Kubernetes pentest — Bypassing load balancer
In the name of God
As organizations increasingly adopt Kubernetes for their containerized applications, securing these deployments becomes paramount. However, even with robust security measures in place, misconfigurations can introduce vulnerabilities that put critical services at risk.
During the security assessment, a misconfiguration was discovered that allowed for the complete bypass of the load balancer, enabling direct communicate with the desired service. This misconfiguration raises significant security issues, including:
- Traffic Filtering Bypass: Bypassing the load balancer allows traffic to circumvent any traffic filtering or security measures implemented at the load balancer level. This can potentially enable attackers to directly communicate with the reverse proxy and bypass any restrictions or filters intended to protect the exposed services.
- Authentication and Authorization Circumvention: By bypassing the load balancer, attackers may be able to bypass or circumvent authentication and authorization mechanisms that are typically enforced at the load balancer level.
- loss of Load Balancer Features: The load balancer provides various features and capabilities, such as session management, SSL termination, and rate limiting. Bypassing the load balancer means missing out on these important security features, potentially leaving the exposed services more vulnerable to attacks and abuse.
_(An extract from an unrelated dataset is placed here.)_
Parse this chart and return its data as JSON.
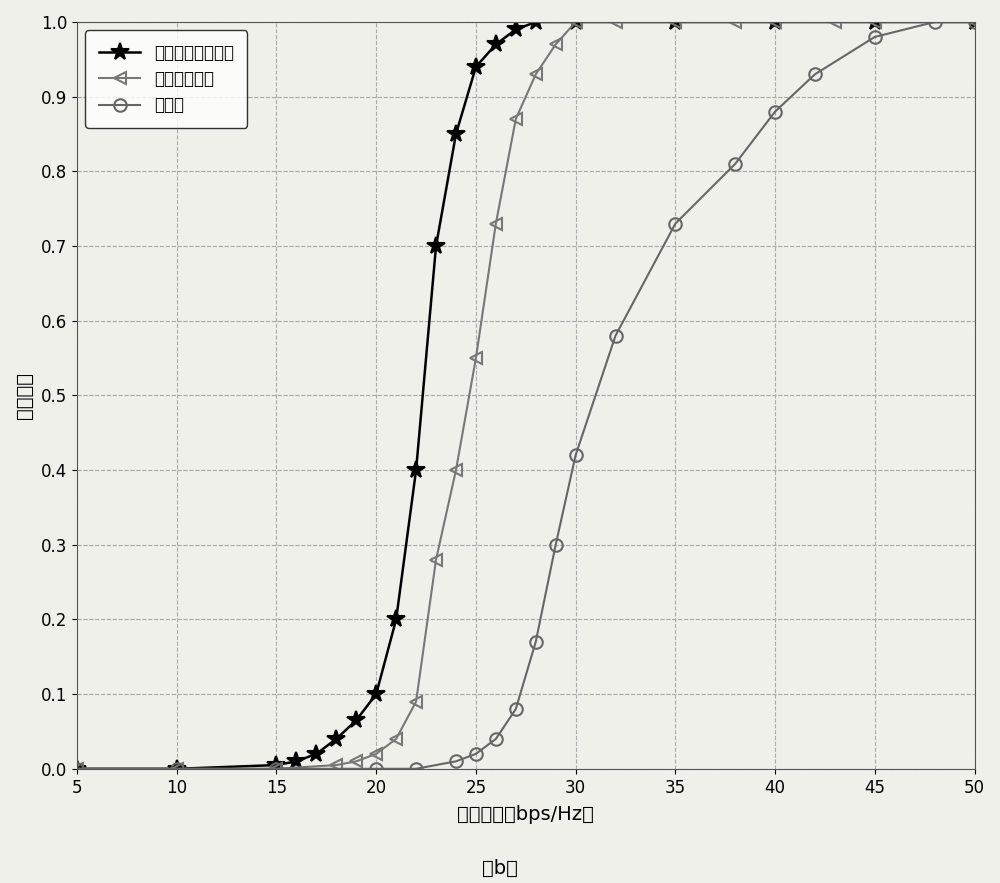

- Increased Attack Surface: Directly accessing the reverse proxy exposes a new entry point for potential attackers. This increases the overall attack surface of the system and introduces additional risk factors that need to be considered and mitigated.
The Story
As a penetration tester, first it is necessary to identify the exposed services in the Kubernetes cluster, there are several ways to detect which services are exposed to the internet in your Kubernetes cluster:
- Use the
kubectl get services --all-namespacesto list all services in your cluster, then look for services that have a type of “LoadBalancer” or “NodePort”. - If you have an Ingress controller set up in your cluster , you can also use this command
kubectl get ingress --all-namespaces
By employing these commands, you can gain insights into the exposed services in your Kubernetes cluster, let’s assume some of the exposed services that we found are service-1.kube.com, service-2.kube.com .
Now let’s run nslookup command to retrieve the IP addresses associated with that hostname:
Now you can try to sending request directly to the LoadBalancer IP with your desired hostname:
curl -i -s -k -X $’GET’ \
-H $’Host: service-1.kube.com’ \
$’https://<load-balancer>/'
The next step in our assessment is to perform a comprehensive port scan across all of the Node’s IPs in Kubernetes cluster. This will help us identify any open ports on the cluster’s nodes, which could potentially reveal misconfigurations or security vulnerabilities.
To see the IP of the nodes you can use kubectl describe nodes command which provides detailed information about the nodes. Once you have obtained the result , run an Nmap scan against each of the IPs to scan all of the ports:
nmap -sV -Pn -p- <node-IPs>
During the analysis of the Nmap output, it was discovered that certain Node’s IPs had port 8888 open. Further investigation revealed that these open ports were associated with the ingress functionality. This misconfiguration allowed direct communication with the reverse proxy by sending requests to the Node’s IP and port combination, bypassing the load balancer entirely.
curl -i -s -k -X $’GET’ \
-H $’Host: service-1.kube.com’ \
$’https://<NODE-IP:8888>/'
To summarize, the misconfiguration of ingress ports on some of the Node’s IPs posed a significant security issue. It allowed bypassing of the load balancer, potentially exposing the services to various security risks.